If your robot is travelling faster than the code was intended for then you may need to increase the sampling rate used so leaving the line is detected earlier or just reduce the maximum speed of the robot in code by reducing the maximum PWM from 100% to something lower.
 

Thread Starter

Utkarsh Verma

Joined Oct 30, 2016
102
Somewhere in the code there will be some code which controls the motor speeds in response to detecting leaving the line and you may need to reduce the action taken so it turns less or more slowly.
If your robot is travelling faster than the code was intended for then you may need to increase the sampling rate used so leaving the line is detected earlier or just reduce the maximum speed of the robot in code by reducing the maximum PWM from 100% to something lower.
thanks for this. I already knew that changing the code would solve my issue.

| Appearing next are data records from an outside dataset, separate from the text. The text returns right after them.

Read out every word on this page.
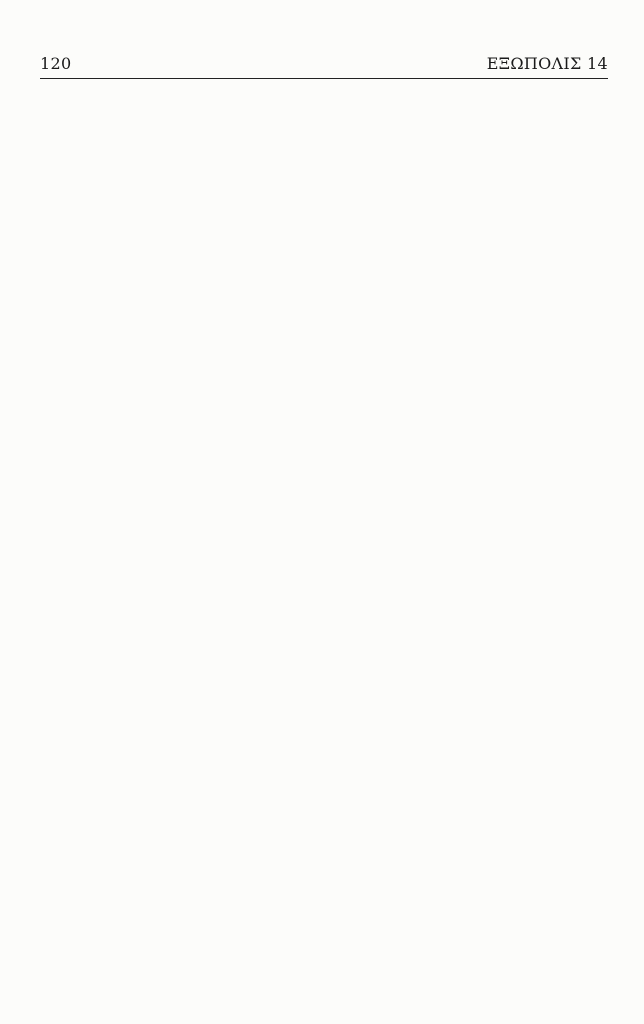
120	ΕΞΩΠΟΛΙΣ 14
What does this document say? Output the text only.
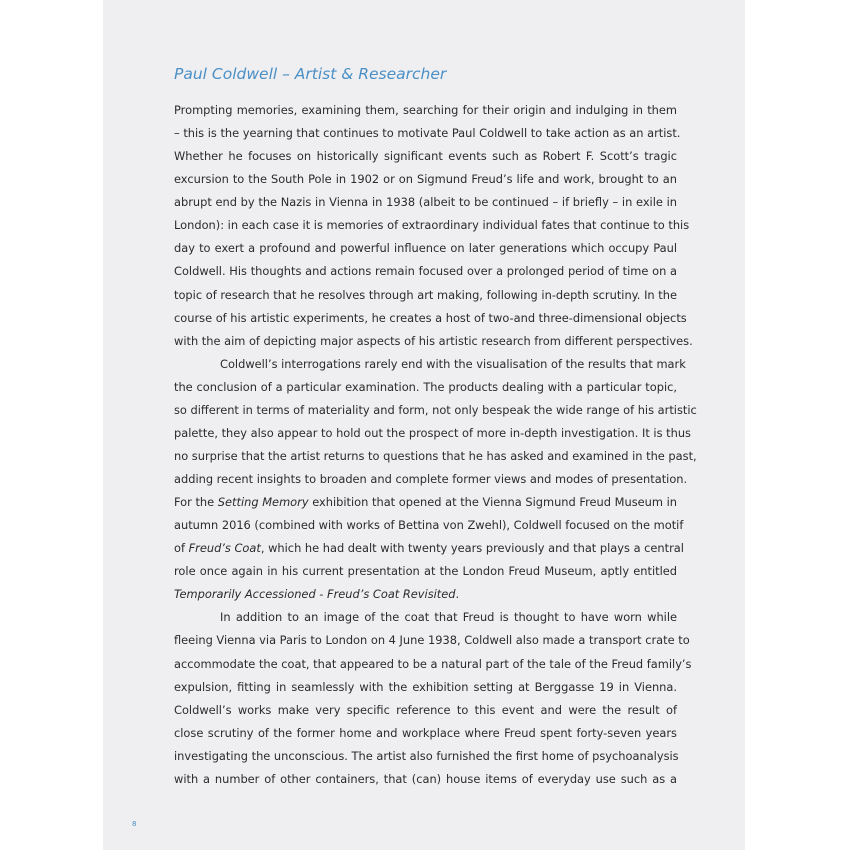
Paul Coldwell – Artist & Researcher

Prompting memories, examining them, searching for their origin and indulging in them
– this is the yearning that continues to motivate Paul Coldwell to take action as an artist.
Whether he focuses on historically significant events such as Robert F. Scott’s tragic
excursion to the South Pole in 1902 or on Sigmund Freud’s life and work, brought to an
abrupt end by the Nazis in Vienna in 1938 (albeit to be continued – if briefly – in exile in
London): in each case it is memories of extraordinary individual fates that continue to this
day to exert a profound and powerful influence on later generations which occupy Paul
Coldwell. His thoughts and actions remain focused over a prolonged period of time on a
topic of research that he resolves through art making, following in-depth scrutiny. In the
course of his artistic experiments, he creates a host of two-and three-dimensional objects
with the aim of depicting major aspects of his artistic research from different perspectives.

Coldwell’s interrogations rarely end with the visualisation of the results that mark
the conclusion of a particular examination. The products dealing with a particular topic,
so different in terms of materiality and form, not only bespeak the wide range of his artistic
palette, they also appear to hold out the prospect of more in-depth investigation. It is thus
no surprise that the artist returns to questions that he has asked and examined in the past,
adding recent insights to broaden and complete former views and modes of presentation.
For the Setting Memory exhibition that opened at the Vienna Sigmund Freud Museum in
autumn 2016 (combined with works of Bettina von Zwehl), Coldwell focused on the motif
of Freud’s Coat, which he had dealt with twenty years previously and that plays a central
role once again in his current presentation at the London Freud Museum, aptly entitled
Temporarily Accessioned - Freud’s Coat Revisited.

In addition to an image of the coat that Freud is thought to have worn while
fleeing Vienna via Paris to London on 4 June 1938, Coldwell also made a transport crate to
accommodate the coat, that appeared to be a natural part of the tale of the Freud family’s
expulsion, fitting in seamlessly with the exhibition setting at Berggasse 19 in Vienna.
Coldwell’s works make very specific reference to this event and were the result of
close scrutiny of the former home and workplace where Freud spent forty-seven years
investigating the unconscious. The artist also furnished the first home of psychoanalysis
with a number of other containers, that (can) house items of everyday use such as a

8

However the thing is that I don't have a WORKING PICKIT.
Therefore I would like to know if there is a non code solution.
 

R!f@@

Joined Apr 2, 2009
9,682
Nope
The code is the brain figuring out where the line is, where to turn and how fast or slow to drive the motor.
 

drc_567

Joined Dec 29, 2008
772
If you were to fabricate an assembly so that a speed reduction could be applied to the drive gear, would that work?
A drive gear of 1 cm diameter, mating with a driven gear of 2.5 cm diameter would yield an output sped of 60 rpm.
There would also be a corresponding increase in torque.
The question is whether the vehicle has enough free space to accommodate the new gear shaft.
If such an arrangement looks feasible, a 3-D printer could provide the required gears.
 

AlbertHall

Joined Jun 4, 2014
9,263
If you were to fabricate an assembly so that a speed reduction could be applied to the drive gear, would that work?
A drive gear of 1 cm diameter, mating with a driven gear of 2.5 cm diameter would yield an output sped of 60 rpm.
There would also be a corresponding increase in torque.
The question is whether the vehicle has enough free space to accommodate the new gear shaft.
If such an arrangement looks feasible, a 3-D printer could provide the required gears.
A PicKit would be a lot cheaper than a 3-D printer though.
 

Thread Starter

Utkarsh Verma

Joined Oct 30, 2016
102
If you were to fabricate an assembly so that a speed reduction could be applied to the drive gear, would that work?
A drive gear of 1 cm diameter, mating with a driven gear of 2.5 cm diameter would yield an output sped of 60 rpm.
There would also be a corresponding increase in torque.
The question is whether the vehicle has enough free space to accommodate the new gear shaft.
If such an arrangement looks feasible, a 3-D printer could provide the required gears.
I wouldn't go that far due to lack of resources. Anyways stop this thread!